In Nixon’s suit, he states that he was pulled over by New York State Police officer Andrew Mazourek in the Town of Lansing. Mazourek, it says, accused Nixon of being under the influence of marijuana and consulted with Pakkala, who was trained as a drug recognition expert by the NYSP. The lawsuit alleges that Pakkala proceeded to lie about Nixon’s appearance, claiming he had marijuana debris in his beard and “glass[y], watery and bloodshot eyes.” He was arrested and charged, though those charges were subsequently dropped on March 18 for lack of probable cause, part of a larger pattern for Pakkala according to the suit.

“Pakkala has, on multiple occasions, stopped or searched vehicles under a specious claim that the driver is believed to be carrying drugs,” Nixon’s lawsuit states.

As with the other recent lawsuits from Maines, both suits also contain claims in them accusing NYSP of negligent hiring due to a previous incident involving Pakkala while he was with the Ithaca Police Department, plus a failure to properly train Pakkala. It asks for $100,000 for the arrest (claiming loss of liberty) and does not specify amounts for the other claimed damages.

Hall’s suit follows a similar pattern, although the charges she faced were more serious; because she had her two children in the car, she ended up being charged with two counts of child endangerment on top of the intoxicated driving. She was pulled over by Pakkala on Jan. 28, 2019, when according to the police report attached to the lawsuit, Pakkala saw her signal a right turn but continue straight.

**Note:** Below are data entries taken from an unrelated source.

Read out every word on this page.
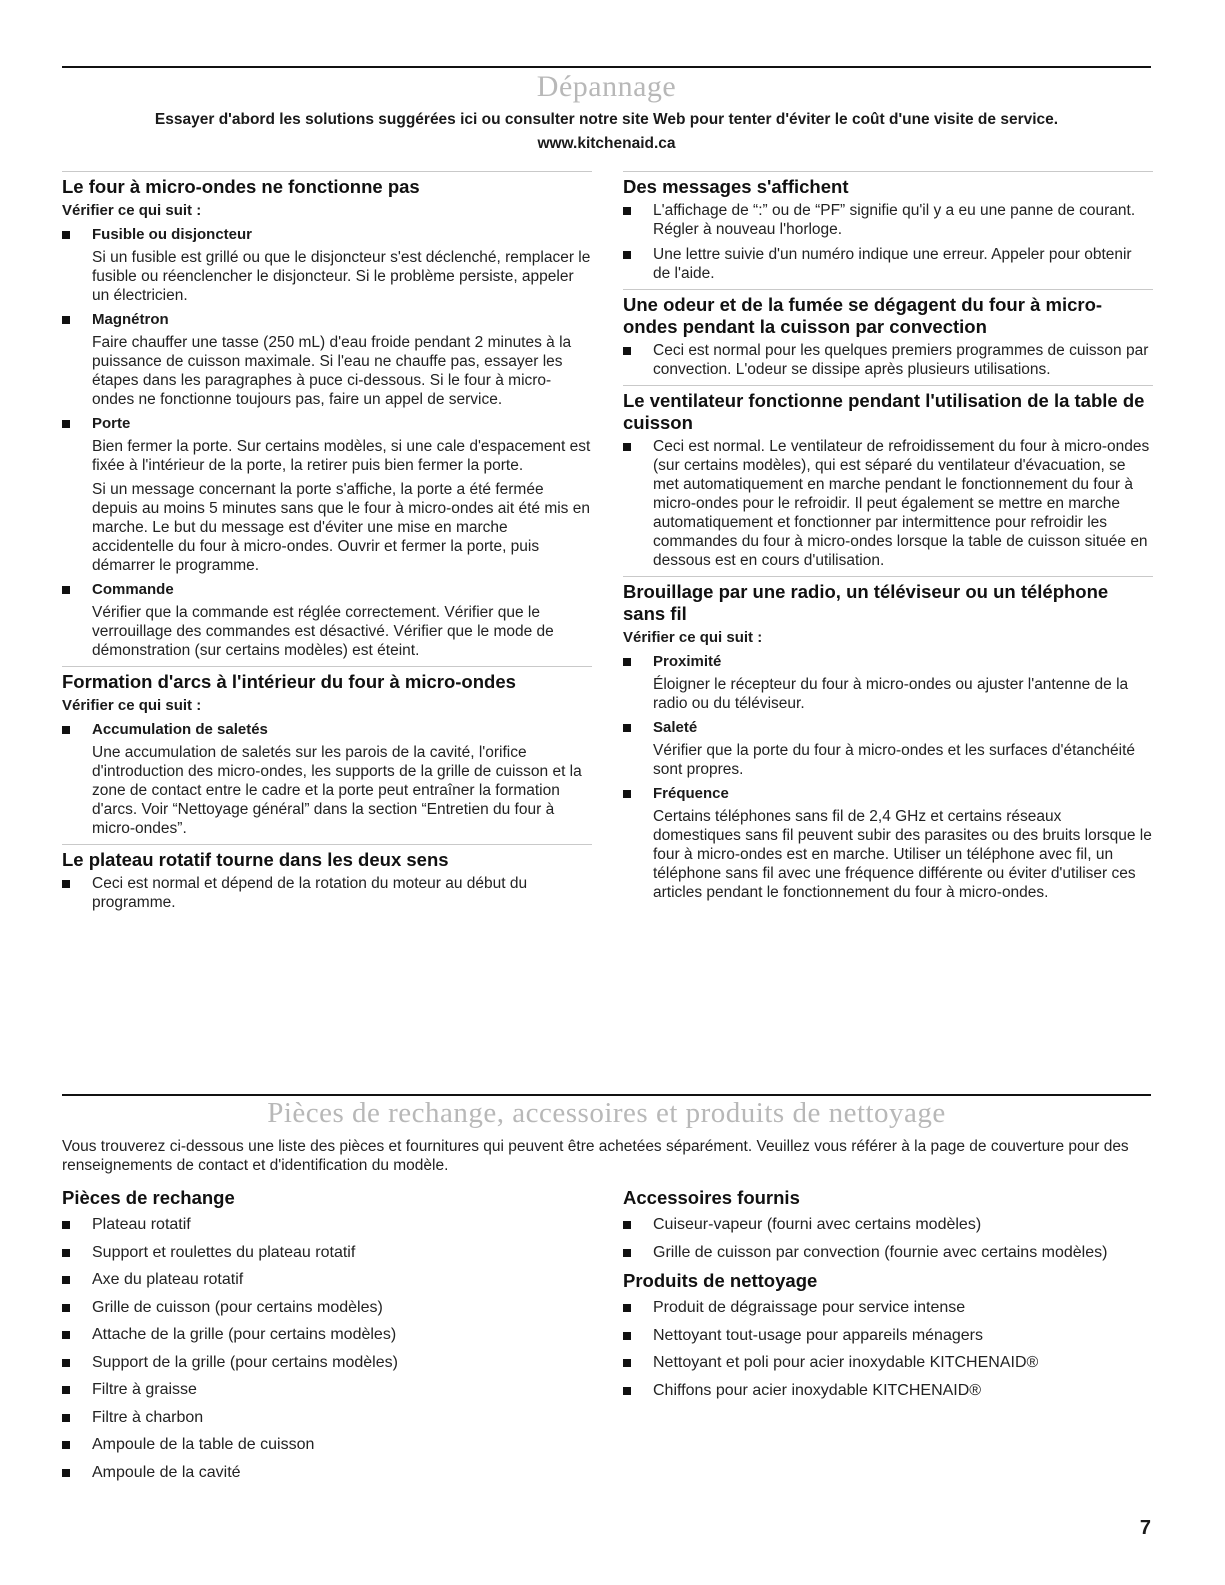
Dépannage
Essayer d'abord les solutions suggérées ici ou consulter notre site Web pour tenter d'éviter le coût d'une visite de service.
www.kitchenaid.ca
Le four à micro-ondes ne fonctionne pas
Vérifier ce qui suit :
Fusible ou disjoncteur
Si un fusible est grillé ou que le disjoncteur s'est déclenché, remplacer le fusible ou réenclencher le disjoncteur. Si le problème persiste, appeler un électricien.
Magnétron
Faire chauffer une tasse (250 mL) d'eau froide pendant 2 minutes à la puissance de cuisson maximale. Si l'eau ne chauffe pas, essayer les étapes dans les paragraphes à puce ci-dessous. Si le four à micro-ondes ne fonctionne toujours pas, faire un appel de service.
Porte
Bien fermer la porte. Sur certains modèles, si une cale d'espacement est fixée à l'intérieur de la porte, la retirer puis bien fermer la porte.
Si un message concernant la porte s'affiche, la porte a été fermée depuis au moins 5 minutes sans que le four à micro-ondes ait été mis en marche. Le but du message est d'éviter une mise en marche accidentelle du four à micro-ondes. Ouvrir et fermer la porte, puis démarrer le programme.
Commande
Vérifier que la commande est réglée correctement. Vérifier que le verrouillage des commandes est désactivé. Vérifier que le mode de démonstration (sur certains modèles) est éteint.
Formation d'arcs à l'intérieur du four à micro-ondes
Vérifier ce qui suit :
Accumulation de saletés
Une accumulation de saletés sur les parois de la cavité, l'orifice d'introduction des micro-ondes, les supports de la grille de cuisson et la zone de contact entre le cadre et la porte peut entraîner la formation d'arcs. Voir “Nettoyage général” dans la section “Entretien du four à micro-ondes”.
Le plateau rotatif tourne dans les deux sens
Ceci est normal et dépend de la rotation du moteur au début du programme.
Des messages s'affichent
L'affichage de “:” ou de “PF” signifie qu'il y a eu une panne de courant. Régler à nouveau l'horloge.
Une lettre suivie d'un numéro indique une erreur. Appeler pour obtenir de l'aide.
Une odeur et de la fumée se dégagent du four à micro-ondes pendant la cuisson par convection
Ceci est normal pour les quelques premiers programmes de cuisson par convection. L'odeur se dissipe après plusieurs utilisations.
Le ventilateur fonctionne pendant l'utilisation de la table de cuisson
Ceci est normal. Le ventilateur de refroidissement du four à micro-ondes (sur certains modèles), qui est séparé du ventilateur d'évacuation, se met automatiquement en marche pendant le fonctionnement du four à micro-ondes pour le refroidir. Il peut également se mettre en marche automatiquement et fonctionner par intermittence pour refroidir les commandes du four à micro-ondes lorsque la table de cuisson située en dessous est en cours d'utilisation.
Brouillage par une radio, un téléviseur ou un téléphone sans fil
Vérifier ce qui suit :
Proximité
Éloigner le récepteur du four à micro-ondes ou ajuster l'antenne de la radio ou du téléviseur.
Saleté
Vérifier que la porte du four à micro-ondes et les surfaces d'étanchéité sont propres.
Fréquence
Certains téléphones sans fil de 2,4 GHz et certains réseaux domestiques sans fil peuvent subir des parasites ou des bruits lorsque le four à micro-ondes est en marche. Utiliser un téléphone avec fil, un téléphone sans fil avec une fréquence différente ou éviter d'utiliser ces articles pendant le fonctionnement du four à micro-ondes.
Pièces de rechange, accessoires et produits de nettoyage
Vous trouverez ci-dessous une liste des pièces et fournitures qui peuvent être achetées séparément. Veuillez vous référer à la page de couverture pour des renseignements de contact et d'identification du modèle.
Pièces de rechange
Plateau rotatif
Support et roulettes du plateau rotatif
Axe du plateau rotatif
Grille de cuisson (pour certains modèles)
Attache de la grille (pour certains modèles)
Support de la grille (pour certains modèles)
Filtre à graisse
Filtre à charbon
Ampoule de la table de cuisson
Ampoule de la cavité
Accessoires fournis
Cuiseur-vapeur (fourni avec certains modèles)
Grille de cuisson par convection (fournie avec certains modèles)
Produits de nettoyage
Produit de dégraissage pour service intense
Nettoyant tout-usage pour appareils ménagers
Nettoyant et poli pour acier inoxydable KITCHENAID®
Chiffons pour acier inoxydable KITCHENAID®
7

The report claims that Hall admitted to taking Subutex, an opioid pain medication, although her lawsuit said that Pakkala attributed fake statements to Hall in the report. The report said Hall failed field sobriety tests and that the owner of the car came to take care of the kids once Hall was taken into custody. Regardless, Hall submitted to a blood test after the arrest and, on March 13, the charges were once again dismissed by a judge in the Town of Ithaca court, on the basis of a lack of probable cause.

Contacted for comment, NYSP spokesperson William Duffy again declined to speak, citing the ongoing litigation. A previous email to Pakkala’s work email address has not been returned.

Jevon Pakkala

Trooper Jevon C. Pakkala of the New York State Police.